As a long time real estate professional, you’ve always prided yourself of finding solutions to serve your clients’ needs. This is a tough time, you’re finding, for seniors. Many of the folks whom you helped purchase homes years ago are now finding those homes much too big for their needs and not easily adaptable to their less active lifestyles. With home prices in and around Indianapolis having dramatically escalated over the intervening years, it’s been a challenge getting those clients to take action. Not wanting to take on mortgage payments, they’re reluctant to tap their investments to cover the costs of a new purchase.

As their trusted advisor, you might help clients tap into their “housing wealth” they’ve created, helping them apply for HECM-for-purchase reverse mortgage loans. While coordinating the timing between the sale and the purchase can be tricky, the plan can work best for where seniors are having their new home built and the departure from their old home can take place in close proximity to the move-in to the new.

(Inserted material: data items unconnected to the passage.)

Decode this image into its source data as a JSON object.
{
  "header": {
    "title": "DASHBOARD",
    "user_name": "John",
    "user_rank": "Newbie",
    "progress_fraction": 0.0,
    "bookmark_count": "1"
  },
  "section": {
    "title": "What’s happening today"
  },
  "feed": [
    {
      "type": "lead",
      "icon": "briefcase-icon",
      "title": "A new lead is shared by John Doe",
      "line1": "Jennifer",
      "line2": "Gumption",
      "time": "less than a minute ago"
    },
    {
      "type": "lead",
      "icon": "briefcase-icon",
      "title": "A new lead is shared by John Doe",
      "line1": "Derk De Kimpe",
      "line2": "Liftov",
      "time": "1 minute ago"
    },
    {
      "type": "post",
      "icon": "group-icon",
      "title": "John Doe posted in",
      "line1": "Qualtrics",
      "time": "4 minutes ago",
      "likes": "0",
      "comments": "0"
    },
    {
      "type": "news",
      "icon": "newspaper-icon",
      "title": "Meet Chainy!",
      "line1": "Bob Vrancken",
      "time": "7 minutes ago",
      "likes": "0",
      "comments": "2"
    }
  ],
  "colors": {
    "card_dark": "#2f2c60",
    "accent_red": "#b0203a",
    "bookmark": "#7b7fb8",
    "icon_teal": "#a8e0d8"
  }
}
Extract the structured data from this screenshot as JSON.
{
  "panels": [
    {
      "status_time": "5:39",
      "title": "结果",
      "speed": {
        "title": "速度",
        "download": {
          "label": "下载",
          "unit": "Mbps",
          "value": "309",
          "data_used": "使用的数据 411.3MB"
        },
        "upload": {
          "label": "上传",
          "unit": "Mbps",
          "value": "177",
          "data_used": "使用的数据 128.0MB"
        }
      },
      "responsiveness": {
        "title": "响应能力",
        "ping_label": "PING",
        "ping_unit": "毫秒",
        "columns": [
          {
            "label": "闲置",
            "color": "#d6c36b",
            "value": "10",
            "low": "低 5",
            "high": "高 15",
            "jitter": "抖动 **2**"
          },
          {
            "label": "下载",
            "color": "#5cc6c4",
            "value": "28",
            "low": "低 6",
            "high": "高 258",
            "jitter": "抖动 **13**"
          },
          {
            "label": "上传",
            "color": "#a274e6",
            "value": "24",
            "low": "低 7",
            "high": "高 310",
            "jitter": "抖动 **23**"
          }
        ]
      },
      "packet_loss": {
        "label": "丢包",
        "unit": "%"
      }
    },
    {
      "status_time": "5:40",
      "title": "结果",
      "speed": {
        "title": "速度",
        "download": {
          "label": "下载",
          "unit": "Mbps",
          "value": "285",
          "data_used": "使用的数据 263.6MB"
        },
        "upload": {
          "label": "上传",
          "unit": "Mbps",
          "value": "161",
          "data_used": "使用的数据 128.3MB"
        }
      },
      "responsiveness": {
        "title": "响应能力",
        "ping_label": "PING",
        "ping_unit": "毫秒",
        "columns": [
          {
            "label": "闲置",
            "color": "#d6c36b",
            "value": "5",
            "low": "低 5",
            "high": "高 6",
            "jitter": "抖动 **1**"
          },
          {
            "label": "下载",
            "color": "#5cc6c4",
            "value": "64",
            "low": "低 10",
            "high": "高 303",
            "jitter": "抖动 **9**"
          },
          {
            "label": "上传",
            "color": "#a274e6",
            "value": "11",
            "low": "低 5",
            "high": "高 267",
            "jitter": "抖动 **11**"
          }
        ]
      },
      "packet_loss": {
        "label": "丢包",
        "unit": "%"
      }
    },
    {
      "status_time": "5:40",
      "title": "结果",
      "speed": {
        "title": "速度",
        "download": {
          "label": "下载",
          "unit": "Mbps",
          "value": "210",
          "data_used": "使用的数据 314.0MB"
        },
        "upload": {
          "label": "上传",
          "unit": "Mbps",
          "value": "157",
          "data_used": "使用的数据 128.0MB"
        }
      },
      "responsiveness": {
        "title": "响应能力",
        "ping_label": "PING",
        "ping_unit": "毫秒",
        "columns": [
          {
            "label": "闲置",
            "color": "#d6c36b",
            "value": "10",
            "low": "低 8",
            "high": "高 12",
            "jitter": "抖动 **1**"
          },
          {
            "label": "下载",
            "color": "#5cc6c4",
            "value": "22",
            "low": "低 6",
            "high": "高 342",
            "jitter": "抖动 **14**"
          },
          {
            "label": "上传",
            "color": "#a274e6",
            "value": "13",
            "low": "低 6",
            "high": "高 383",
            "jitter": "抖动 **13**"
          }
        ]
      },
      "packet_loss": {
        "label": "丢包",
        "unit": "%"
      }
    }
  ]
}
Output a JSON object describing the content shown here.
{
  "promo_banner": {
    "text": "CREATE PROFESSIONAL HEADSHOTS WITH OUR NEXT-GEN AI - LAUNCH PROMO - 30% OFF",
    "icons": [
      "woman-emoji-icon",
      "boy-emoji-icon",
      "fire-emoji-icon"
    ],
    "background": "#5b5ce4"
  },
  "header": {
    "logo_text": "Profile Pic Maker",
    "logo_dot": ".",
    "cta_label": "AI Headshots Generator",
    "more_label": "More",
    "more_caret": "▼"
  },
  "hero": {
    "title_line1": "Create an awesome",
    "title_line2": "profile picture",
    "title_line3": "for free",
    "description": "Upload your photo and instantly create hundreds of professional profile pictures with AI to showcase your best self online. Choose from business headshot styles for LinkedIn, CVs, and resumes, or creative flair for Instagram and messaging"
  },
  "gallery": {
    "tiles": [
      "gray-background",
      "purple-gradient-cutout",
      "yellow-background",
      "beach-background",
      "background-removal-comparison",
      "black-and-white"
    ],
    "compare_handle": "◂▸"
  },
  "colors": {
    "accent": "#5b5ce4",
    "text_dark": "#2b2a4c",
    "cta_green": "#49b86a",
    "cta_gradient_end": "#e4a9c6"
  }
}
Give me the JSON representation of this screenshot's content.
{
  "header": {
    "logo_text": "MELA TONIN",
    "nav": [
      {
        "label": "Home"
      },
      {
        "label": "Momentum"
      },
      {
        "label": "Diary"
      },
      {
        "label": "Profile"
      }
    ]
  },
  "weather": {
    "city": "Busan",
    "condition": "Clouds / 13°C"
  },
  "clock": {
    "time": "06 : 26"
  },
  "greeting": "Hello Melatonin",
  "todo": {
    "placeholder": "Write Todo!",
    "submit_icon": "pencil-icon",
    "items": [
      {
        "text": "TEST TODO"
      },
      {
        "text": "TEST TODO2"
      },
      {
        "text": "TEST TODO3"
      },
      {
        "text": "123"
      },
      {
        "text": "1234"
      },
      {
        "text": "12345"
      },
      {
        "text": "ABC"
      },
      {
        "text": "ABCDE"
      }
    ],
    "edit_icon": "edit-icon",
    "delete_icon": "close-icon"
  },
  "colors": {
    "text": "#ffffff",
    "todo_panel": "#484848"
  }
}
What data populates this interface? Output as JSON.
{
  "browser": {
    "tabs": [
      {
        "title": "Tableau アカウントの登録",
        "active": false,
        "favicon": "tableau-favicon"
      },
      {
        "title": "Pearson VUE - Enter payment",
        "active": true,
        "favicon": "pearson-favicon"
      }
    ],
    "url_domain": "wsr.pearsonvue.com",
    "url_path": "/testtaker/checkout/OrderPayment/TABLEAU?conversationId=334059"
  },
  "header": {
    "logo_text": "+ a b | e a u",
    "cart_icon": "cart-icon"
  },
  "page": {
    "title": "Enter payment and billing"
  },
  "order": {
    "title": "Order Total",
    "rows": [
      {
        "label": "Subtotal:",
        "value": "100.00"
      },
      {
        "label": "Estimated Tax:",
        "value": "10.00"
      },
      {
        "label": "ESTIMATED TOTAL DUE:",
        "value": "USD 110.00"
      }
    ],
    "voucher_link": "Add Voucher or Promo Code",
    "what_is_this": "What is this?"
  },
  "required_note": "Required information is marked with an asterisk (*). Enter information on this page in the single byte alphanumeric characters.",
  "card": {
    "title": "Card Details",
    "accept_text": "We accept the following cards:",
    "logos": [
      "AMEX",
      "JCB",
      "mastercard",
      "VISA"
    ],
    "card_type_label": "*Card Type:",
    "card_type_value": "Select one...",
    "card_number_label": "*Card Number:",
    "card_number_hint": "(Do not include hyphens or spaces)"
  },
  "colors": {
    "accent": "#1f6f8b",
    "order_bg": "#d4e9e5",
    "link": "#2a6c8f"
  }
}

Using reverse mortgage financing addresses both the common concerns you’ve mentioned: Your clients avoid the need to tap into their investment holdings to afford a higher-priced home, and also avoid any need to take on monthly mortgage payments. (The “silent” mortgage balance is not due until the borrowers either permanently depart the home or sell.)

An added benefit to you, the realtor, is that your seniors are the largest single buying demographic in the USA today and a focus on them can help kick start your business in these very competitive times.

Reverse mortgage financing can help you help senior clients (and you) to “buy up” while “sizing down”.